12 KLs 2090 Js 29752/10
Landgericht
Koblenz
Beschluss
in dem Strafverfahren gegen pp.
wegen Mitgliedschaft in einer kriminellen Vereinigung pp. u.a.
hat die 12. große Strafkammer des Landgerichts Koblenz durch den Vizepräsidenten des Landgerichts, den Richter am Landgericht und die Richterin am 20.11.2018 beschlossen:
Es wird festgestellt, dass die 12. große Strafkammer des Landgerichts Koblenz in dem Verfahren 12 Kls 2090 Js 28752/10 nicht ordnungsgemäß besetzt ist.
Gründe:
Soweit der Angeklagte Pp. und der Angeklagte Pp. mit ihren jeweiligen Rügen die nicht vorschriftsmäßige Besetzung des erkennenden Spruchkörpers als Staatsschutzkammer beanstanden, haben sie hiermit Erfolg,
I.
Den Rügen beider Angeklagter liegt folgendes Verfahrensgeschehen zu Grunde:
Gegenstand des Verfahrens sind Straftaten, die im Zusammenhang mit der Gründung und weiteren Aktivitäten des sog. Aktionsbüros Mittelrhein" von Mitgliedern und Unterstützern dieser Organisation begangen worden sein sollen.
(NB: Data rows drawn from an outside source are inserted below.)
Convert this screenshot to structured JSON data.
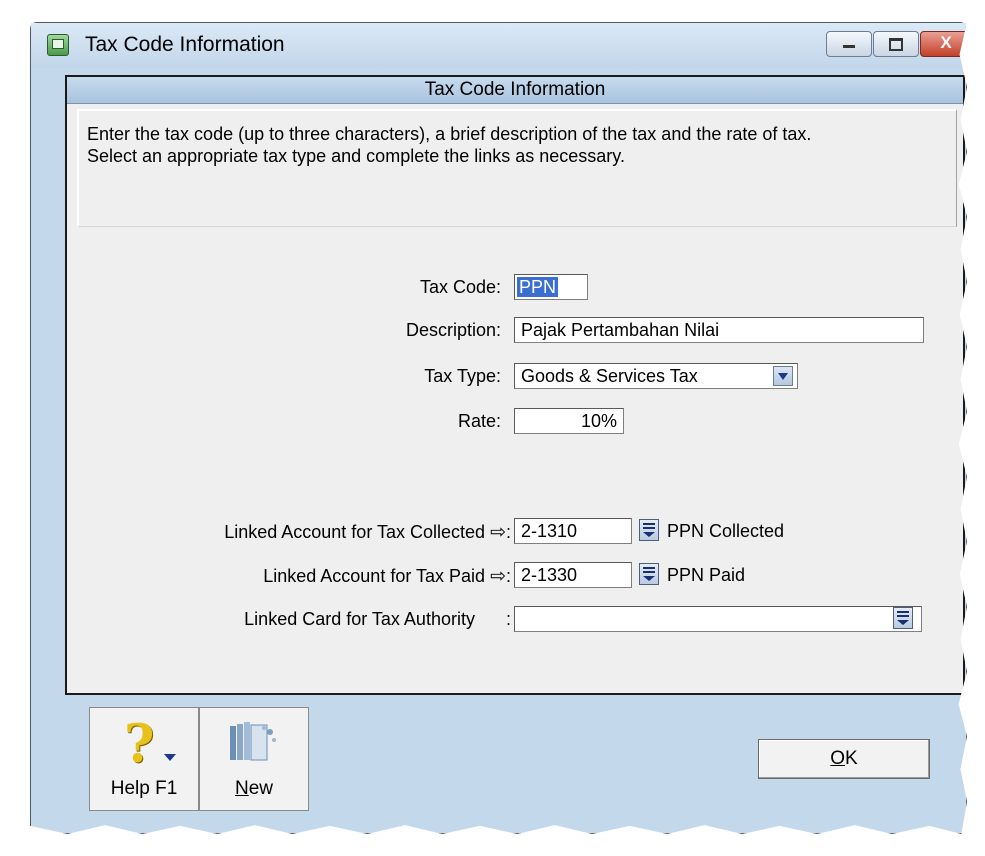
{
  "window": {
    "title": "Tax Code Information",
    "min_label": "",
    "max_label": "",
    "close_label": "X"
  },
  "header": {
    "title": "Tax Code Information"
  },
  "instructions": {
    "line1": "Enter the tax code (up to three characters), a brief description of the tax and the rate of tax.",
    "line2": "Select an appropriate tax type and complete the links as necessary."
  },
  "form": {
    "tax_code_label": "Tax Code:",
    "tax_code_value": "PPN",
    "description_label": "Description:",
    "description_value": "Pajak Pertambahan Nilai",
    "tax_type_label": "Tax Type:",
    "tax_type_value": "Goods & Services Tax",
    "rate_label": "Rate:",
    "rate_value": "10%"
  },
  "links": {
    "collected_label": "Linked Account for Tax Collected",
    "collected_account": "2-1310",
    "collected_name": "PPN Collected",
    "paid_label": "Linked Account for Tax Paid",
    "paid_account": "2-1330",
    "paid_name": "PPN Paid",
    "authority_label": "Linked Card for Tax Authority",
    "authority_value": "",
    "arrow_suffix": ":",
    "plain_suffix": ":",
    "arrow_icon": "arrow-right-icon"
  },
  "toolbar": {
    "help_label": "Help F1",
    "new_label_rest": "ew",
    "new_label_accel": "N",
    "ok_label_accel": "O",
    "ok_label_rest": "K"
  },
  "colors": {
    "header_bar": "#b8cfe7",
    "selection": "#3a6fd1",
    "close_button": "#c4402a"
  }
}
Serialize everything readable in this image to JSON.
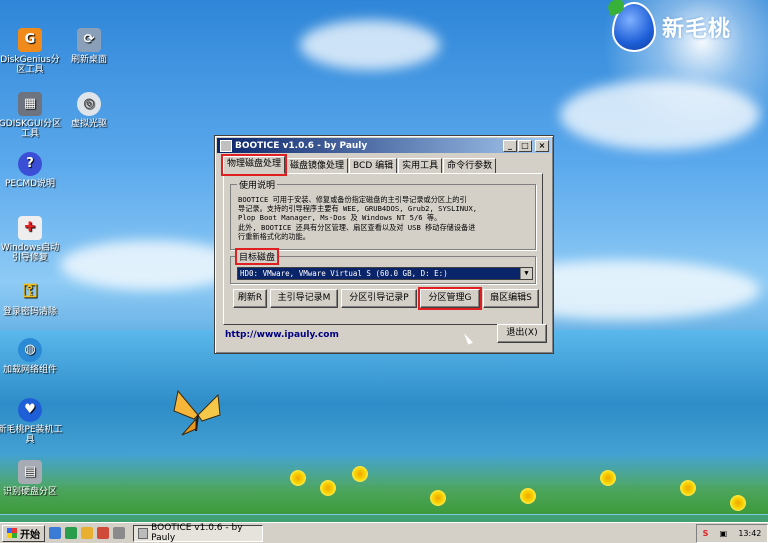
{
  "desktop": {
    "icons": [
      {
        "label": "DiskGenius分区工具"
      },
      {
        "label": "刷新桌面"
      },
      {
        "label": "GDISKGUI分区工具"
      },
      {
        "label": "虚拟光驱"
      },
      {
        "label": "PECMD说明"
      },
      {
        "label": "Windows启动引导修复"
      },
      {
        "label": "登录密码清除"
      },
      {
        "label": "加载网络组件"
      },
      {
        "label": "新毛桃PE装机工具"
      },
      {
        "label": "识别硬盘分区"
      }
    ],
    "logo_text": "新毛桃"
  },
  "window": {
    "title": "BOOTICE v1.0.6 - by Pauly",
    "controls": {
      "minimize": "_",
      "maximize": "□",
      "close": "×"
    },
    "tabs": [
      "物理磁盘处理",
      "磁盘镜像处理",
      "BCD 编辑",
      "实用工具",
      "命令行参数"
    ],
    "usage": {
      "label": "使用说明",
      "lines": [
        "BOOTICE 可用于安装、修复或备份指定磁盘的主引导记录或分区上的引",
        "导记录。支持的引导程序主要有 WEE, GRUB4DOS, Grub2, SYSLINUX,",
        "Plop Boot Manager, Ms-Dos 及 Windows NT 5/6 等。",
        "此外, BOOTICE 还具有分区管理、扇区查看以及对 USB 移动存储设备进",
        "行重新格式化的功能。"
      ]
    },
    "target_disk": {
      "label": "目标磁盘",
      "selected": "HD0: VMware, VMware Virtual S (60.0 GB, D: E:)"
    },
    "buttons": {
      "refresh": "刷新R",
      "mbr": "主引导记录M",
      "pbr": "分区引导记录P",
      "parts": "分区管理G",
      "sector": "扇区编辑S",
      "exit": "退出(X)"
    },
    "url": "http://www.ipauly.com"
  },
  "taskbar": {
    "start_label": "开始",
    "task_label": "BOOTICE v1.0.6 - by Pauly",
    "tray_time": "13:42"
  }
}
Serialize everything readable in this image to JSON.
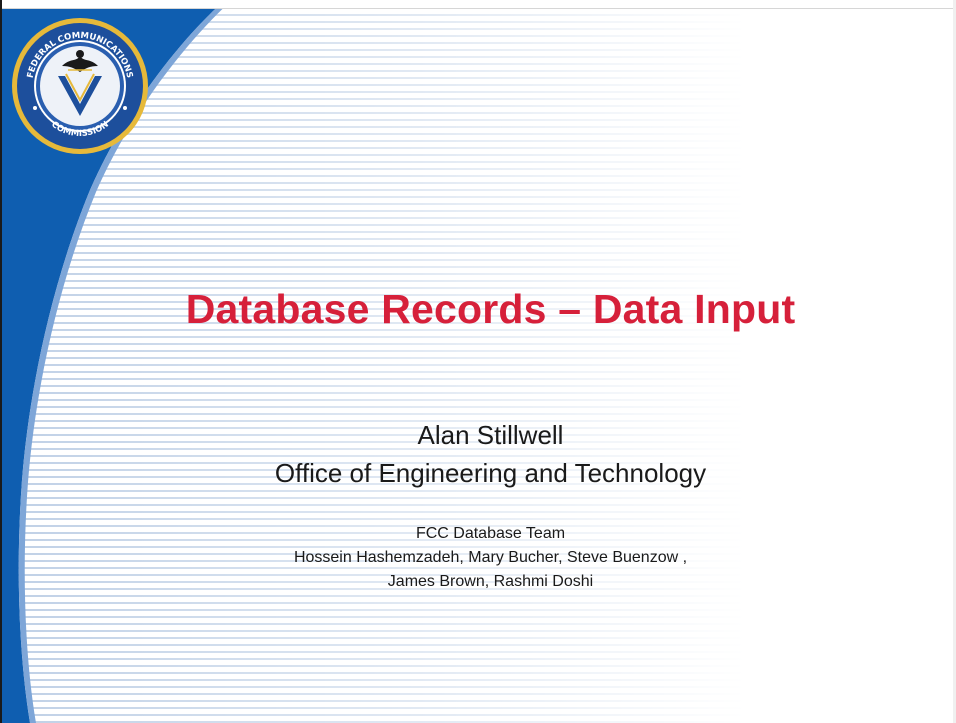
{
  "slide": {
    "title": "Database Records – Data Input",
    "presenter_name": "Alan Stillwell",
    "presenter_office": "Office of Engineering and Technology",
    "team_heading": "FCC Database Team",
    "team_members_line1": "Hossein Hashemzadeh, Mary Bucher, Steve Buenzow ,",
    "team_members_line2": "James Brown,  Rashmi Doshi"
  },
  "seal": {
    "text_top": "FEDERAL COMMUNICATIONS",
    "text_bottom": "COMMISSION"
  },
  "colors": {
    "title": "#d6203a",
    "swoosh": "#0f5eb0",
    "stripes": "#bfd0e6",
    "seal_ring": "#1d4f9c",
    "seal_gold": "#e6b93a"
  }
}
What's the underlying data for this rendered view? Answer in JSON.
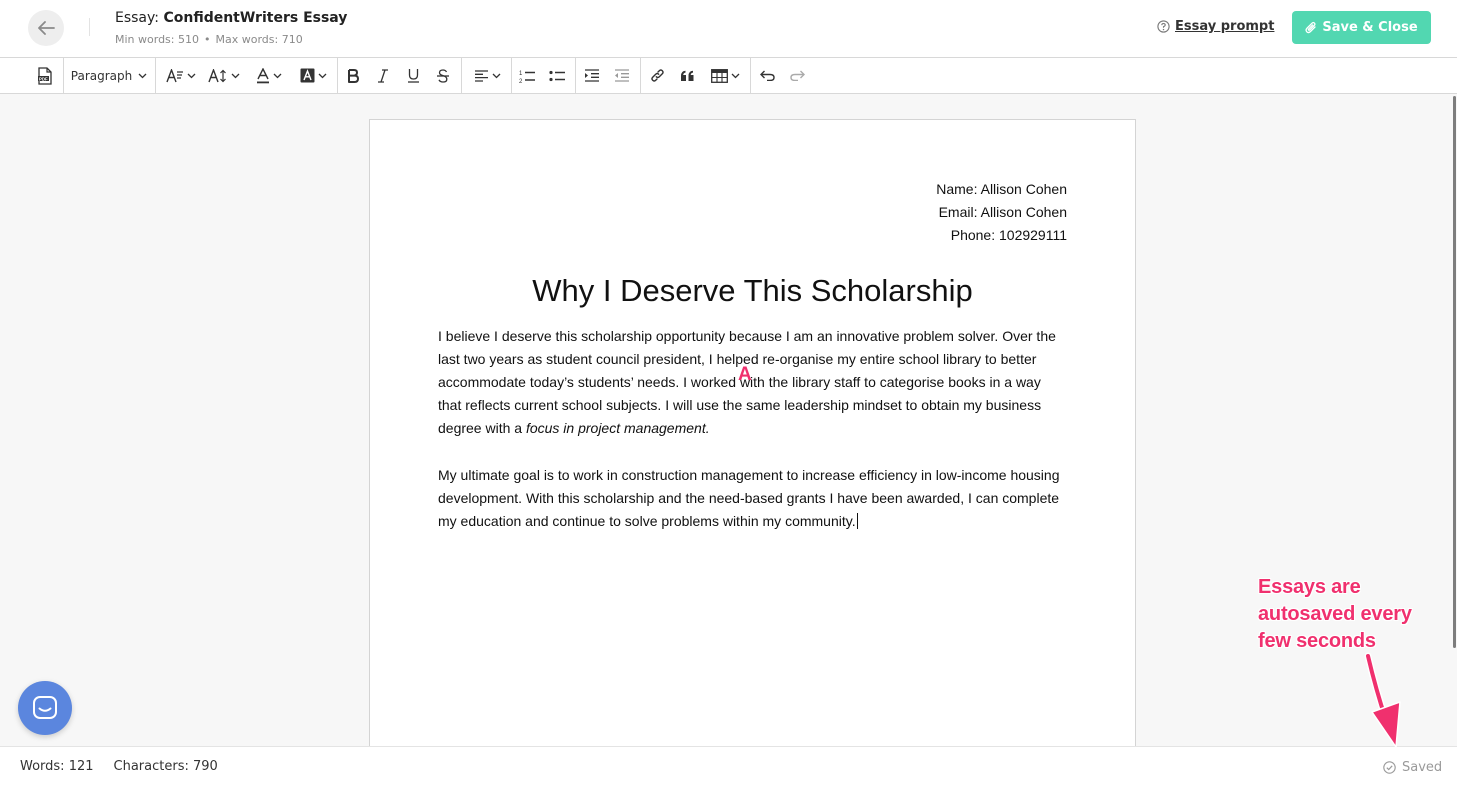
{
  "header": {
    "title_prefix": "Essay:",
    "title_name": "ConfidentWriters Essay",
    "min_words": "Min words: 510",
    "separator": "•",
    "max_words": "Max words: 710",
    "prompt_link": "Essay prompt",
    "save_button": "Save & Close",
    "accent_color": "#52d7b1"
  },
  "toolbar": {
    "items": [
      {
        "name": "export-pdf-button",
        "icon": "pdf-icon"
      },
      {
        "name": "paragraph-dropdown",
        "label": "Paragraph"
      },
      {
        "name": "font-style-dropdown",
        "icon": "text-style-icon"
      },
      {
        "name": "font-size-dropdown",
        "icon": "font-size-icon"
      },
      {
        "name": "font-color-dropdown",
        "icon": "font-color-icon"
      },
      {
        "name": "highlight-dropdown",
        "icon": "highlight-icon"
      },
      {
        "name": "bold-button",
        "icon": "bold-icon"
      },
      {
        "name": "italic-button",
        "icon": "italic-icon"
      },
      {
        "name": "underline-button",
        "icon": "underline-icon"
      },
      {
        "name": "strikethrough-button",
        "icon": "strikethrough-icon"
      },
      {
        "name": "align-dropdown",
        "icon": "align-left-icon"
      },
      {
        "name": "numbered-list-button",
        "icon": "numbered-list-icon"
      },
      {
        "name": "bulleted-list-button",
        "icon": "bulleted-list-icon"
      },
      {
        "name": "indent-button",
        "icon": "indent-icon"
      },
      {
        "name": "outdent-button",
        "icon": "outdent-icon"
      },
      {
        "name": "link-button",
        "icon": "link-icon"
      },
      {
        "name": "blockquote-button",
        "icon": "quote-icon"
      },
      {
        "name": "table-dropdown",
        "icon": "table-icon"
      },
      {
        "name": "undo-button",
        "icon": "undo-icon"
      },
      {
        "name": "redo-button",
        "icon": "redo-icon"
      }
    ]
  },
  "document": {
    "contact": {
      "name": "Name: Allison Cohen",
      "email": "Email: Allison Cohen",
      "phone": "Phone: 102929111"
    },
    "heading": "Why I Deserve This Scholarship",
    "paragraph1_text": "I believe I deserve this scholarship opportunity because I am an innovative problem solver. Over the last two years as student council president, I helped re-organise my entire school library to better accommodate today’s students’ needs. I worked with the library staff to categorise books in a way that reflects current school subjects. I will use the same leadership mindset to obtain my business degree with a ",
    "paragraph1_italic": "focus in project management.",
    "paragraph2": "My ultimate goal is to work in construction management to increase efficiency in low-income housing development. With this scholarship and the need-based grants I have been awarded, I can complete my education and continue to solve problems within my community.",
    "marker": "A"
  },
  "status": {
    "words": "Words: 121",
    "characters": "Characters: 790",
    "saved": "Saved"
  },
  "annotation": {
    "text": "Essays are autosaved every few seconds",
    "line1": "Essays are",
    "line2": "autosaved every",
    "line3": "few seconds",
    "color": "#f0306e"
  },
  "chat": {
    "icon": "chat-icon",
    "color": "#5b86de"
  }
}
Am 14.06.2012 erhob die Staatsanwaltschaft Koblenz gegen die Angeklagten sowie zehn weitere Beschuldigte, gegen die das Verfahren bereits abgeschlossen ist, Anklage zur 12. großen Strafkammer -- Staatsschutzkammer des Landgerichts Koblenz. Den Angeklagten werden Gründung und mitgliedschaftliche Beteiligung an einer kriminellen Vereinigung bzw. Unterstützung einer kriminellen Vereinigung gemäß § 129 StGB und eine Vielzahl weiterer Straftaten zur Last gelegt.
Nach Eröffnung des Hauptverfahrens durch Beschluss vom 06.08.2012 begann die Hauptverhandlung am 20.08,2012. Am 02.05.2017 setzte die Kammer die Hauptverhandlung gegen die verbliebenen Angeklagten gemäß § 228 Abs. 1 S. 1 StPO aus und stellte das Verfahren insgesamt mit Beschluss vom 29.05.2017 gemäß § 206a StPO wegen überlanger Verfahrensdauer ein.
Das Oberlandesgericht Koblenz hat mit Beschluss vom 04,12.2017 die Einstellungsentscheidung aufgehoben und die Fortsetzung des Verfahrens angeordnet. in den Beschlussgründen führt das Oberlandesgericht Koblenz aus, dass der Prozess vor der Staatsschutzkammer des Landgerichts Koblenz fortzuführen" ist.
Aufgrund des seit dem 30.07.2015 vor der 12, großen Strafkammer anhängigen Staatsschutzverfahrens zum Aktenzeichen 12 Kls 2090 Js 71253/13 erfolgte mit Präsidiumsbeschluss vom 27.128. August 2015 (Az.: G 5220 r 63/15) die Übertragung der Zuständigkeit für alle seit dem 30. Juli 2015 eingegangen und künftig eingehenden Staatsschutzsachen auf die 1. große Strafkammer zur Entlastung der bis dahin insoweit ausschließlich für Staatsschutzsachen zuständigen 12. großen Strafkammer und wurde so auch im Geschäftsverteilungsplan mit Stand 01.09.2015 umgesetzt. In diesem Plan wurden der 12. großen Strafkammer die Staatsschutzsachen, die bis zum 29.07.2015 eingegangen sind, zugewiesen.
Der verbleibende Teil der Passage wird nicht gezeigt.